Tartamudeo y no le entendí.
—Cálmate y habla palabra por palabra, que no te estoy entendiendo un pepino —lo regañé. Las pronunció una a una, y conforme las digería, me puse de pie—. Repite lo que dijiste, porque creo que escuché mal —le pedí lo más amable que pude.
—Perdí la cámara —repitió. Sus palabras temblaron—. La memoria estaba dentro.
El balde de agua fría me dejó paralizada. No había forma de recuperar esas fotos, dudaba que Pedro haya conectado la cámara con la nube del correo de la empresa. Se lo pedí demasiadas veces, pero siempre lo aplazaba. Estúpido, estúpido, estúpido.
Tal vez la que merecía los insultos era yo. ¿Cómo se me ocurrió recomendar a Pedro para el trabajo? Lo más irónico era que él sí ganaba un sueldo y yo no. Si lo tuviera enfrente, lo golpearía.
Respiré hondo varias veces. Mente fría, Melanie. Mente fría.

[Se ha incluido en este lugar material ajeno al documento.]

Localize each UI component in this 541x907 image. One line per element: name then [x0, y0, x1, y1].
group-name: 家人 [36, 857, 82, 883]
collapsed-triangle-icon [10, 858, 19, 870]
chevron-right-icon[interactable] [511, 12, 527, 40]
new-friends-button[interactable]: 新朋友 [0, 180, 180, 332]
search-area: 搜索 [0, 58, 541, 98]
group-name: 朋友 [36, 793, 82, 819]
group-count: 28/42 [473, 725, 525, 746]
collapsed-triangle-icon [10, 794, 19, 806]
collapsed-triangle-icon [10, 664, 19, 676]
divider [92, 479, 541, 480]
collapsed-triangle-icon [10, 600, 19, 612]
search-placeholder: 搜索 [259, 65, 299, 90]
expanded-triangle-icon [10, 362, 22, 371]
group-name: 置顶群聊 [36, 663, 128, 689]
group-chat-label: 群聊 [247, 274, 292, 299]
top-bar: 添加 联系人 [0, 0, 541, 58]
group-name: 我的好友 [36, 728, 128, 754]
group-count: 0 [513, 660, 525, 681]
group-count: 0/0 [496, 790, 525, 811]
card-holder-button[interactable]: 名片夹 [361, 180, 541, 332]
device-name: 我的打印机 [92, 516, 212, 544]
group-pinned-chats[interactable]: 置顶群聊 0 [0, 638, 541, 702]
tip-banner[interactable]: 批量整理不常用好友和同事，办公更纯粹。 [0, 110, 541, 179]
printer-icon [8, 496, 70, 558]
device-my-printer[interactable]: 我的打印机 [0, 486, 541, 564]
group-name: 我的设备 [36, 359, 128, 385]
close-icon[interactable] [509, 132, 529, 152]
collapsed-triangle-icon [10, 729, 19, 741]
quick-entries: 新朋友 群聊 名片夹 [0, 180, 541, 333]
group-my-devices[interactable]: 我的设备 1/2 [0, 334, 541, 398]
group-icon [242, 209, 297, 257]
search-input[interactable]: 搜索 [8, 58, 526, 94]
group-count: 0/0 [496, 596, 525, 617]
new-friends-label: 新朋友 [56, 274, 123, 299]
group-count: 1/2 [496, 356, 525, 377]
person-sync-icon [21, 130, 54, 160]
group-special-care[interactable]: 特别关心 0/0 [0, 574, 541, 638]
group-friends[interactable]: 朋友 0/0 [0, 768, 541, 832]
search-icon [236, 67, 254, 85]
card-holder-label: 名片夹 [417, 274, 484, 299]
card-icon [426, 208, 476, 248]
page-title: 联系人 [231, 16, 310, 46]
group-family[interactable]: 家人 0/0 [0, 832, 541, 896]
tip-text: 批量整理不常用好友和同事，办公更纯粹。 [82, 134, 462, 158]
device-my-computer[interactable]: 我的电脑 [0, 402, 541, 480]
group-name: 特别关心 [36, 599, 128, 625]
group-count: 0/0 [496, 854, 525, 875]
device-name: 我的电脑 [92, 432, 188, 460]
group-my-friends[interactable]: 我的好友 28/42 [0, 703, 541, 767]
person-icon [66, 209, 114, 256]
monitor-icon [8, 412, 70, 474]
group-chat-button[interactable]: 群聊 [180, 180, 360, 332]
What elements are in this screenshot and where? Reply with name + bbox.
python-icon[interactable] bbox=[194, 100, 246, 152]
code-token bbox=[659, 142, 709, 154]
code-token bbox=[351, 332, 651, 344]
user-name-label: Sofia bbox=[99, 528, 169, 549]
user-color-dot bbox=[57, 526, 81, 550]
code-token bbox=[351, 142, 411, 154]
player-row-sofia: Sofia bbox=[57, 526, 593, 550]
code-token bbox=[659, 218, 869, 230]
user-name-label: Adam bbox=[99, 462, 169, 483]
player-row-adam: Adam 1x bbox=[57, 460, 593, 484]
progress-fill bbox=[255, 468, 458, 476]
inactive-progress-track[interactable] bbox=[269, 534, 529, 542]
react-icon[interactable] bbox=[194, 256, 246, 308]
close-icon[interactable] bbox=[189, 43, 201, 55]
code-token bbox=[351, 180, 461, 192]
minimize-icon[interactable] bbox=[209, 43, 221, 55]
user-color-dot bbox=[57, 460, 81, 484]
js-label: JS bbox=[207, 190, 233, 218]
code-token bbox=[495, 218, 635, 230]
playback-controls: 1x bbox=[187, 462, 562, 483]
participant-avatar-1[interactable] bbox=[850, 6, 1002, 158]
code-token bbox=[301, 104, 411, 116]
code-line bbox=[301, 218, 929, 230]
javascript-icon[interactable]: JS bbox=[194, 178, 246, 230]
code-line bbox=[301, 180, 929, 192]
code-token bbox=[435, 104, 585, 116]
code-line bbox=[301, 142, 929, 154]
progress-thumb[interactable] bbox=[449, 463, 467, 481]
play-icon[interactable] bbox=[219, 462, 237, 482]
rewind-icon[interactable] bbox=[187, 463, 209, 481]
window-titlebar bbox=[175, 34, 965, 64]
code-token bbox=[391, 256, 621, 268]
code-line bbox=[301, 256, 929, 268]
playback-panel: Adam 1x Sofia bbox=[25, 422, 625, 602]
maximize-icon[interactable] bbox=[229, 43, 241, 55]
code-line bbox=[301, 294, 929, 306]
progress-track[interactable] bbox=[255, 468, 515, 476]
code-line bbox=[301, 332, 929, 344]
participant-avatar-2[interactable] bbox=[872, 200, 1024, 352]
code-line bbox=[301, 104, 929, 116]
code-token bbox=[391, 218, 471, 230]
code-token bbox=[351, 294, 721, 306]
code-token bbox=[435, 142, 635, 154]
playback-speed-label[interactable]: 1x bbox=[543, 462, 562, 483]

—¿Dónde lo perdiste? —le pregunté mientras volvía a poner mi mochila sobre mis hombros y colocaba la silla en su lugar. Comencé a caminar hacia la salida—. Debió ser en el hotel, no recuerdo que salieras con ella. ¿Llamaste a preguntar?
—Sí, incluso fui yo mismo, pero no está, nadie me da razón —dijo casi llorando. Tal vez ya lo había hecho. Aparte del problema de las fotos, estaba el lío del costo de la cámara. No sabía mucho de eso, pero debía ser carísima por cómo se veía. Llamé al elevador y abrió enseguida. Presioné el botón a la planta baja.
—Por supuesto que nadie te dará la razón. Alguien pudo haberla tomado aprovechando que estabas borracho —le reproché—. ¿Cómo no lo pensaste? Eres un irresponsable.
—Perdón, no se me ocurrió —dijo esta vez ya llorando. Quise golpearlo, pero afortunadamente para él, estaba lejos de mí. Estúpido post adolescente. Salí del elevador.
—¿En dónde estabas la última vez que viste la cámara? —le pregunté una vez estuve en la calle. Varios periodistas pasantes estaban en la recepción. No quería que escuchen el problema en el que estaba y vayan con el chisme.
—En el bar, conversando con el bartender. La cámara estaba a mi lado —dijo sorbiendo.
—¿Recuerdas cuando el señor Campbell te llevó a su habitación? —pregunté.
—¿Estuve en la habitación de Campbell? —Devolvió la pregunta. Apreté mis ojos. Insultos variados se pasearon por mi cabeza. Le colgué.
Mientras caminaba hacia la parada de autobús, busqué el número que me había llamado a las 3 de la mañana aquel domingo. Lo encontré rápido. Dude en presionar llamar, pero lo hice finalmente. No perdía nada con preguntar. El teléfono sonó hasta que pedía que se deje un mensaje. Colgué cuando vi al transporte aproximarse. Cuando pasaron quince minutos de viaje, volví a intentar con la llamada y tampoco hubo respuesta.